Jackson Browne co-wrote “Rosie” and the version on the album was recorded in a rehearsal room before a concert in Saratoga Springs, New York. Jackson Browne plays lovely piano and sings beautifully about a groupie who spends the night with him. He realises that she is only interested in him because of his status as a rock star. The sound of this song, like most of the album, is very accessible and probably explains why it is Jackson Browne’s best selling album and was in the top selling 25 albums of the 70s.

“You Love The Thunder” was recorded in a concert in Holmdel, New Jersey. Superficially, it concerns a girlfriend accompanying Jackson Browne on tour but lines like “You’ve got a second to look at the dark side of a man”, suggest that he is wondering about the nature of their relationship. This is one of only two songs on the album written by Jackson Browne by himself (the other one being the title track).

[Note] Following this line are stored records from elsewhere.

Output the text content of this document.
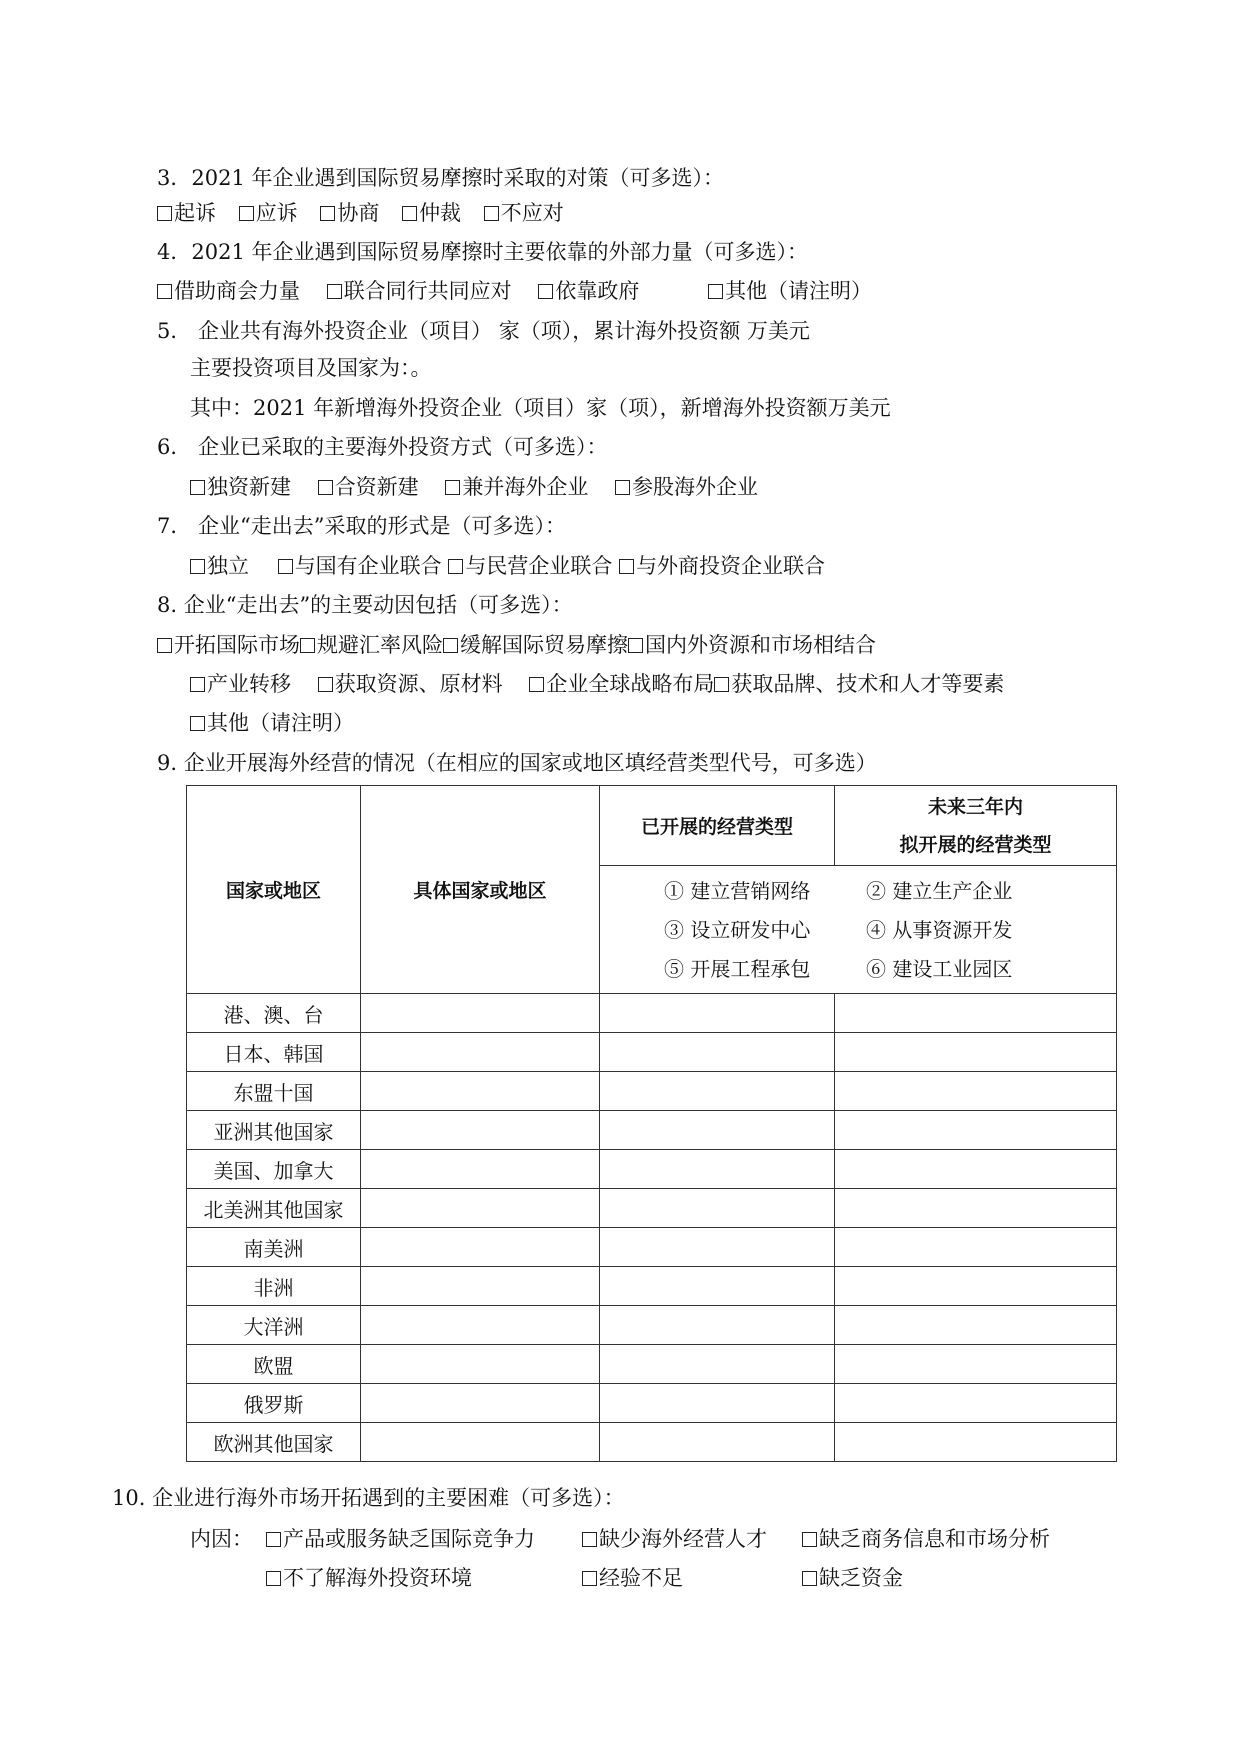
3．2021 年企业遇到国际贸易摩擦时采取的对策（可多选）：
起诉 应诉 协商 仲裁 不应对
4．2021 年企业遇到国际贸易摩擦时主要依靠的外部力量（可多选）：
借助商会力量 联合同行共同应对 依靠政府	其他（请注明）
5． 企业共有海外投资企业（项目） 家（项），累计海外投资额 万美元
主要投资项目及国家为：。
其中：2021 年新增海外投资企业（项目）家（项），新增海外投资额万美元
6． 企业已采取的主要海外投资方式（可多选）：
独资新建 合资新建 兼并海外企业 参股海外企业
7． 企业“走出去”采取的形式是（可多选）：
独立 与国有企业联合 与民营企业联合 与外商投资企业联合
8. 企业“走出去”的主要动因包括（可多选）：
开拓国际市场 规避汇率风险 缓解国际贸易摩擦 国内外资源和市场相结合
产业转移 获取资源、原材料 企业全球战略布局 获取品牌、技术和人才等要素
其他（请注明）
9. 企业开展海外经营的情况（在相应的国家或地区填经营类型代号，可多选）
国家或地区	具体国家或地区	已开展的经营类型	未来三年内
拟开展的经营类型

		① 建立营销网络 ② 建立生产企业
③ 设立研发中心 ④ 从事资源开发
⑤ 开展工程承包 ⑥ 建设工业园区	

港、澳、台			
日本、韩国			
东盟十国			
亚洲其他国家			
美国、加拿大			
北美洲其他国家			
南美洲			
非洲			
大洋洲			
欧盟			
俄罗斯			
欧洲其他国家			
10. 企业进行海外市场开拓遇到的主要困难（可多选）：
内因： 产品或服务缺乏国际竞争力	缺少海外经营人才 缺乏商务信息和市场分析
不了解海外投资环境	经验不足	缺乏资金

“Cocaine” is the Reverend Gary Davis song with additional lyrics by Jackson Browne and Glen Frey of The Eagles. It was recorded in a hotel room in Edwardsville, Illinois. David Lindsey’s fiddle playing is typically magnificent on this song. It sounds like Jackson Browne felt he had to sample some cocaine to be able to do the song justice but once again, the excesses of a rich rock star don’t detract from the great music.

“Shaky Town” starts Side Two and was written by Danny Kortchmar. Unlike “Cocaine”, this is a full band song but it was recorded in the same hotel room. I guess it was one of The Holiday Inn’s presidential suites. It’s a very enjoyable, solid song about the problems in maintaining a love life on the road.

“Love Needs A Heart” was co written by Jackson Browne, Lowell George (of Little Feat) and Valerie Carter and this recording is from a concert in Los Angeles. It is possibly the saddest song on the album. He has ended his relationship and knows he has hurt his ex. He feels that they were not in love and he fears that there may be nobody who could love him. Rosemary Butler provides lovely harmonies.

“Nothing But Time” is one of the more throwaway songs that Jackson Browne has ever recorded. It’s just a riff with trivial lyrics about the boredom that musicians endure on the road. As if to prove the point, the recording was made on the tour bus and the engine noise is clearly audible throughout.

“The Load Out” was also recorded in Columbia, Maryland and is all about roadies. Jackson Browne’s piano playing and vocal phrasing are at their very best in this song.

“Stay” is a song written by Maurice Williams which was a hit for The Zodiacs, The Hollies and The Four Seasons. It’s positioning at the end of the album (where Jackson Browne normally places his most heartfelt songs) indicates the love that he has of playing concerts for his fans. The song was a Top 20 hit in the USA which is very strange, considering that Rosemary Butler sings the first chorus and David Lindley sings the second chorus in a ridiculous falsetto (possibly mimicking The Four Seasons).